Cape Meares State Park
Moments later, you’re atop Cape Meares, a lofty perch above the Pacific Ocean.
A short walk from the parking area leads to the main attraction: the Cape Meares Lighthouse. Chances are, there will be friendly folks on hand to explain everything you could possibly want to know about the old light.
Climb to the top, and you’re treated to an up-close look at the giant old Fresnel lens. Unlike most other lighthouses, some of the glass in the lens at Cape Meares is colored red, to produce the light’s unique signature.
Bring your binoculars, or shell out 25¢, to observe the wildlife on the offshore rocks.
Head uphill from the parking lot, and walk about 1/4 mile, and you can behold another attraction: the famous Octopus Tree. From its base, this oddly-formed Sitka Spruce branches out in six different directions (yes, that means it should be a Hexapus, not an Octopus, until you realize that a couple of other limbs were at some time in the past removed).
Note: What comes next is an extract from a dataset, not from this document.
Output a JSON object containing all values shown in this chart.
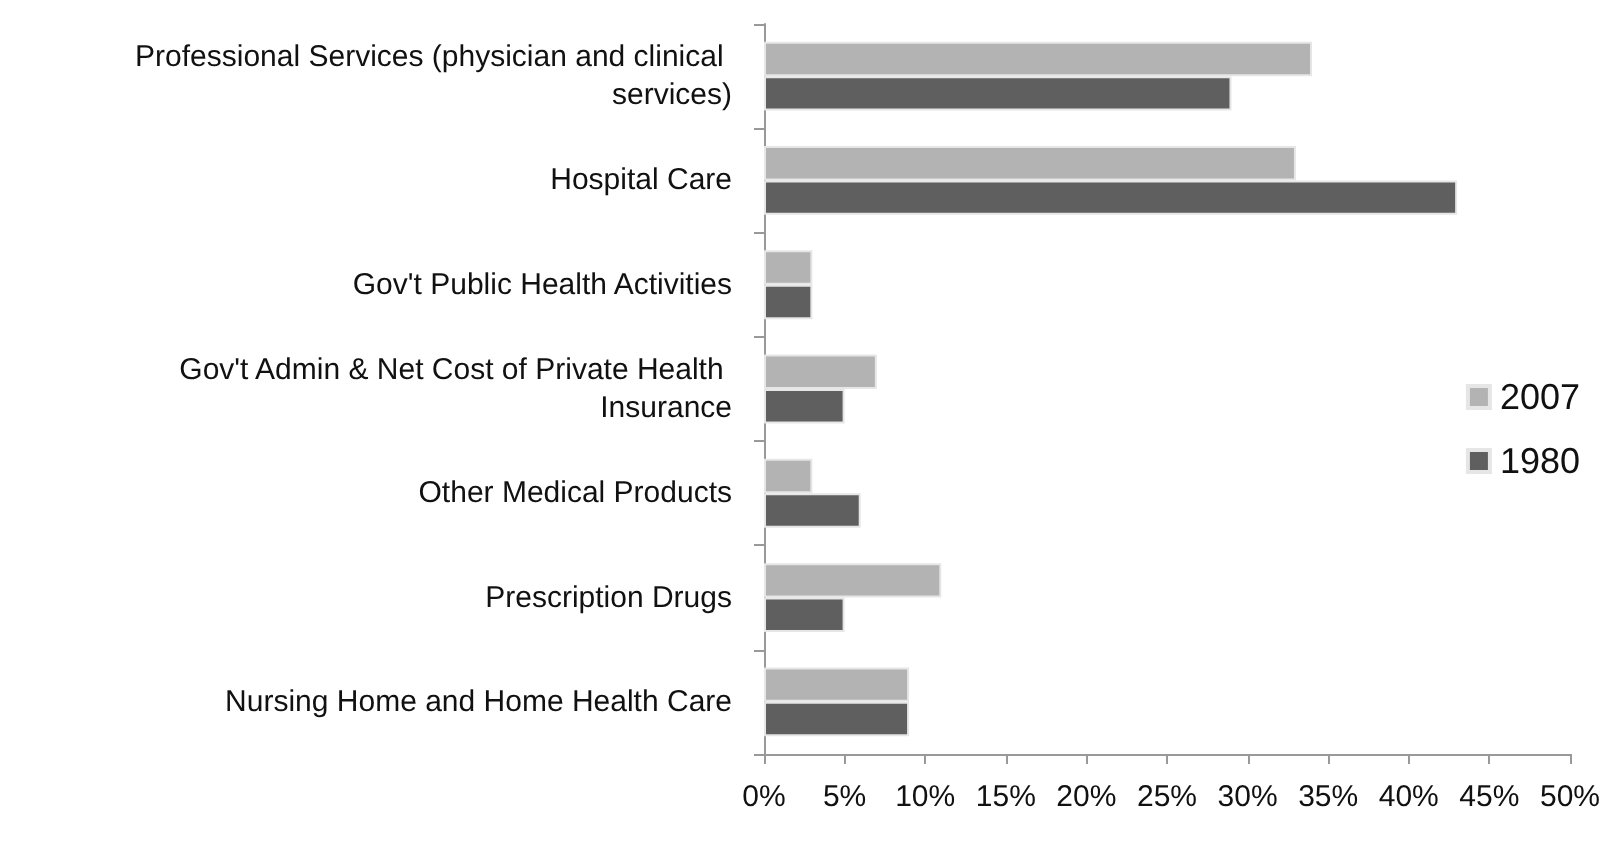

A sign explains that coastal winds caused the strange candelabra-shape, but fails to rationalize why the tree’s neighbors ignored those forces, and grew straight up.
Just beyond the Octopus Tree, you can take in this view of the coast, looking south. Look closely and you can see US 101. From here, the second of the Three Capes, Cape Lookout, is only a few miles away. I chose to skip it, and head on to the third, Cape Kiwanda.
Cape Kiwanda is located next to the resort town of Pacific City. The most recognized landmark isn’t the cape, though, it’s the giant, offshore Haystack Rock. And yes, if you’re keeping count, you’ll notice that this is the second Haystack Rock you’ve seen today. You can spend the rest of your day deciding which is your favorite (mine is still the one near Cannon Beach).
This particular sea stack’s name may not be unique, but its appearance is. Look closely–the rock has a sort of “jug handle” on the side.
Your best view of Haystack Rock is from the beach just south of the cape. There’s a big parking lot that’s probably intended for patrons of a nearby restaurant, but you won’t be chased off if your only intention is a walk on the beach.
Cape Kiwanda itself is just to the north of the parking area–about a 10 minute walk away. On the other side of the sandy hill is Cape Kiwanda State Park.